I was a woman-identified woman among women. There was no oppression here.
Or was there? Is there? What about women who weren't born with genitalia
congruent to their psychosocial physiological gender identity? What about
the men born in a female vessel? And, what about butch/femme/androgyny
tensions? Are divisions of convenience oppressive?
Who can be the judge of who I am? Will the line
get drawn on me?
I think there is a fundamental difference between cross-dressers who
are male-identified men, and transgender individuals who live as women
and do not feel comfortable in their male bodies. The latter do not want
to look at their penises any more than I do. Who am I to not include them
into the group to which they feel they wholly belong on the deepest level?
I for one would not want to be excluded from this one-of-a-kind event,
the Michigan Womyn's Music Festival, because I have a hairy face and occasional
culturally assigned attributes of male thoughts, feelings, or behaviors.
Who can be the judge of who I am? Will the line get drawn on me?

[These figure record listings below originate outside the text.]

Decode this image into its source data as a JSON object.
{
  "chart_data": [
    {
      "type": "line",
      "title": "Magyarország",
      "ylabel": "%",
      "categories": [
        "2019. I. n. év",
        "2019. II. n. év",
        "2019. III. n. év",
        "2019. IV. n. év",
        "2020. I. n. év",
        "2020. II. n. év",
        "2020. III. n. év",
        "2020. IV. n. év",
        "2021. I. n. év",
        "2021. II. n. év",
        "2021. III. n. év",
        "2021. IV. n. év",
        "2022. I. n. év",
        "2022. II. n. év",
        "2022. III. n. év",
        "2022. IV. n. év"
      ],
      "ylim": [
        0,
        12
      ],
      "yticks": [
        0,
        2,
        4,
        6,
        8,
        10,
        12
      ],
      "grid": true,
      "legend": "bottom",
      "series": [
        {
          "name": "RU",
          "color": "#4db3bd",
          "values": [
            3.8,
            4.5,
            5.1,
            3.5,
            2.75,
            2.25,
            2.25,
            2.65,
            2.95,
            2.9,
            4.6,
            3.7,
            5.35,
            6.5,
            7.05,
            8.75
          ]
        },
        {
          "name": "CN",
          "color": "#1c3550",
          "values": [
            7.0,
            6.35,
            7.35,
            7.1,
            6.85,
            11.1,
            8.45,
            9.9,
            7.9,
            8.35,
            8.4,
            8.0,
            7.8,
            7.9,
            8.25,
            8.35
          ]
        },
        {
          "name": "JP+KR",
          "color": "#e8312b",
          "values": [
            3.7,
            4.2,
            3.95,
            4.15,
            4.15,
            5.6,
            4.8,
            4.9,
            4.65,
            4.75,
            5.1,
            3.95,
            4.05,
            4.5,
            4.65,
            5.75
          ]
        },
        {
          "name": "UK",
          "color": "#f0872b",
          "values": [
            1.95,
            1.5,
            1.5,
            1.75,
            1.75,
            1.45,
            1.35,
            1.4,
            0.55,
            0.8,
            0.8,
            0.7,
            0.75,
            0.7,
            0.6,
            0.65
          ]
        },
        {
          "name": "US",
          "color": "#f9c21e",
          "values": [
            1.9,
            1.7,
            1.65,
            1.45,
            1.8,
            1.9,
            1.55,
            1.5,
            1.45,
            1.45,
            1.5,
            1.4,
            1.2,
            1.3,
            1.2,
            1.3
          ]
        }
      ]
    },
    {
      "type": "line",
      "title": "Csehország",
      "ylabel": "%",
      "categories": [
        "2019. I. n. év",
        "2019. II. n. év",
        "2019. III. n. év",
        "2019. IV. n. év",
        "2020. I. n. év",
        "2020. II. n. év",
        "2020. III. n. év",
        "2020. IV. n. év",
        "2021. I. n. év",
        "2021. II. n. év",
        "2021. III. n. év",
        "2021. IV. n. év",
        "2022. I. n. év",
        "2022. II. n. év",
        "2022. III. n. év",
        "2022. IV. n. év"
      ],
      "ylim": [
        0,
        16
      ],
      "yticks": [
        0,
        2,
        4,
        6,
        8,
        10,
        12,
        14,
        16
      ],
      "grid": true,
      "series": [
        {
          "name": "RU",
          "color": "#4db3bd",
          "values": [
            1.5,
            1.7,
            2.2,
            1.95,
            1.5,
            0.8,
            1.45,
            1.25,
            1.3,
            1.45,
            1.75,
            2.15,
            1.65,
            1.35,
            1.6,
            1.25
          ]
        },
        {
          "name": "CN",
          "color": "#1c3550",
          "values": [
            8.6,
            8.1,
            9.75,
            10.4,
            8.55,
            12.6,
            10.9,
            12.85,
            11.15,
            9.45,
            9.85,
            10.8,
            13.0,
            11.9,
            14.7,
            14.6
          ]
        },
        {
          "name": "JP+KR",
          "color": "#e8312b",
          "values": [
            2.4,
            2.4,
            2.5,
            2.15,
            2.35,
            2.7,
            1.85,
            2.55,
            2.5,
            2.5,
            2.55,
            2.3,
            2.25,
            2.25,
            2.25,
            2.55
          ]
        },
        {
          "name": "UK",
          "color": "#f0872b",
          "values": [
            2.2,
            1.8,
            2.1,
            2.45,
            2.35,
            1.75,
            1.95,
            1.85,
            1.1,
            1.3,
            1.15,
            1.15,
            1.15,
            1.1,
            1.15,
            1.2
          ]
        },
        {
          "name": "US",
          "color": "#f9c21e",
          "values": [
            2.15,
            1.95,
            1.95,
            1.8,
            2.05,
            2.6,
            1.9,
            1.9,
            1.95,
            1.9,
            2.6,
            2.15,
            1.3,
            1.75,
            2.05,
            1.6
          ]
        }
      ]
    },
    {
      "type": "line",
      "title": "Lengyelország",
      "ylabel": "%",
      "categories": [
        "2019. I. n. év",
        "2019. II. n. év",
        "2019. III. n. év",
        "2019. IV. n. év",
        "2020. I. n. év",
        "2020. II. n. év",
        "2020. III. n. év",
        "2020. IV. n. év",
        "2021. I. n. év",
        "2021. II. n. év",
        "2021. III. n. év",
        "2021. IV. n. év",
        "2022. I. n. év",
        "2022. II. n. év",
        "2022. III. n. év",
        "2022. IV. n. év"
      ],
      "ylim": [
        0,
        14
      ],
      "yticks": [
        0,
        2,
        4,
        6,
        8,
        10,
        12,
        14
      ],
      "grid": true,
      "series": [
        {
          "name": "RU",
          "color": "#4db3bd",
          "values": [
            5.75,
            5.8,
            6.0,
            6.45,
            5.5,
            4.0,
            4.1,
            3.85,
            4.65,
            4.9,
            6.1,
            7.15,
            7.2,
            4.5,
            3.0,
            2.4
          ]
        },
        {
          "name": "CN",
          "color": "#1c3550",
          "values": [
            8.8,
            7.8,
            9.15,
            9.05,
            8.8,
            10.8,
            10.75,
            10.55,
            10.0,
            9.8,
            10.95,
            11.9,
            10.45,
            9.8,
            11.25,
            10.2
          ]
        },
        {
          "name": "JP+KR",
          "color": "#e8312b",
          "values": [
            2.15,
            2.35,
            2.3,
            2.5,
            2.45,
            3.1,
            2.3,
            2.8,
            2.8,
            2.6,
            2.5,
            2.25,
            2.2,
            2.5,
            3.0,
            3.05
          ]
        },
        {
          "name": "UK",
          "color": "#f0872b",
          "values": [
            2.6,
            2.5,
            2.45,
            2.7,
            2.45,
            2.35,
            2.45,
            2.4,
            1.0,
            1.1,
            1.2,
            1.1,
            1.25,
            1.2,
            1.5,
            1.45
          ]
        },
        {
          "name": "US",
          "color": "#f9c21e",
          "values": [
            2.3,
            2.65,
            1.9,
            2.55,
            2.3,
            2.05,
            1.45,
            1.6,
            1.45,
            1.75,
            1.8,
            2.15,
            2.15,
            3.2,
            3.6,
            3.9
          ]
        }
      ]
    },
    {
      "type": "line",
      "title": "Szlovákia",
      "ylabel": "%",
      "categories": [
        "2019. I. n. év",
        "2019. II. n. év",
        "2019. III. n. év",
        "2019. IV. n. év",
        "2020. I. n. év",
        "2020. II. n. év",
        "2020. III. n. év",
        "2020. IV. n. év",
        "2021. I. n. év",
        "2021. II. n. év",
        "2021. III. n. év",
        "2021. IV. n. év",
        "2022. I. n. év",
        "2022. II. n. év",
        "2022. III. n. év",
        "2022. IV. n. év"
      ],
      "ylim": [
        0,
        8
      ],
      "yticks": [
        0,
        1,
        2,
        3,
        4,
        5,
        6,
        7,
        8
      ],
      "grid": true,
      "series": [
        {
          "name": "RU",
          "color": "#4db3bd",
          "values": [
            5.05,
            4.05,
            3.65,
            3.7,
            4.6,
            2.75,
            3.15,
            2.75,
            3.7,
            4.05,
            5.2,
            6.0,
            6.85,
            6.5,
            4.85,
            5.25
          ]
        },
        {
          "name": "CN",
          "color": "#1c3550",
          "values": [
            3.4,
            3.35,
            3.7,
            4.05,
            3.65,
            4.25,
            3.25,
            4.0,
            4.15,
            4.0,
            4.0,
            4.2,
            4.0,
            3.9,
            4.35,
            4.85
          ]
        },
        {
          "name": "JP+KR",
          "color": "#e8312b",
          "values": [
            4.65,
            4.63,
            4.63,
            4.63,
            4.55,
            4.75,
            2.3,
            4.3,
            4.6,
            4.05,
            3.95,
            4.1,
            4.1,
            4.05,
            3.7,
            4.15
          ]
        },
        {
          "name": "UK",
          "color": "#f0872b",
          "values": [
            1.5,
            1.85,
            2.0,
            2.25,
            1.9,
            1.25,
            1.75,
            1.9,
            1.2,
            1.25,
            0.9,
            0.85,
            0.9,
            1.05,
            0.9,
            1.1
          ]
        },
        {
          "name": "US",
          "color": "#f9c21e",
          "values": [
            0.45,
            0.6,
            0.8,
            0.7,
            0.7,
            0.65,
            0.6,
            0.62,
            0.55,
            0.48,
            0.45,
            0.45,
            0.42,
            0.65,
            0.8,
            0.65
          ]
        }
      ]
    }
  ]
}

Given my previous arguments of being born with incongruent physical and
physiological elements, and the innately profound self-knowledge of belonging,
or not belonging, to a particular group; should female to male transgender
people be excluded from participating in the Michigan Womyn's Music Festival?
Does an FTM have the power and the privilege that only men can assume
in our culture? Does he live as a man outside of the festival? My opinion
is that he cannot have his tofu and eat it too. Since he identifies and
innately senses his affinity with men, then he cannot simultaneously experience
the same with women. Women's space is not about the absence of penises,
and it is not about the absence of any culturally defined male attributes.
It is about wholly identifying with and genuinely living as a community
of women. Both conditions must exist or the allegiance is phony and untrustworthy.
When I was in college, androgyny was my goal. As a result, I wound up
dating very incompatible women. When I moved to Madison, I found myself
in a circle of lesbians who seemed to preach and certainly live by the
butch/femme handbook. Although these roles are convenient and often pleasantly
chivalrous, I found this particular subculture's attitudes and mores as
oppressive as any other mainstream cultural imposition. We should be acting
out of genuineness to ourselves, not out of obligation to others' demeaning
or misguidedly assimilated demands.
The Work of Expansion
Being at the tail end of the baby boom, I find myself once again between
two worlds. While I make these arguments about belonging to a group even
when the appearance seems incongruous, I must admit my own struggle with
wrapping my head around and accepting transgender reality. I want to be
able to relate it to me and my experiences. However, I am limited in who
I am, how I have lived, and how I live. It is my heart I need to open
and to which I need listen. It is my mind I need to expand so that I can
understand and embrace all that I do not know. My feminist foundation
is deeply rooted in what is being referred to as the second wave. But,
as the movement progresses and I open my Self, I'd like to continue to
respond this way to the challenges presented in women's space: It depends
not on my own narrow experience, but on continuous learning and growing
from an openness to each other and our collective experiences.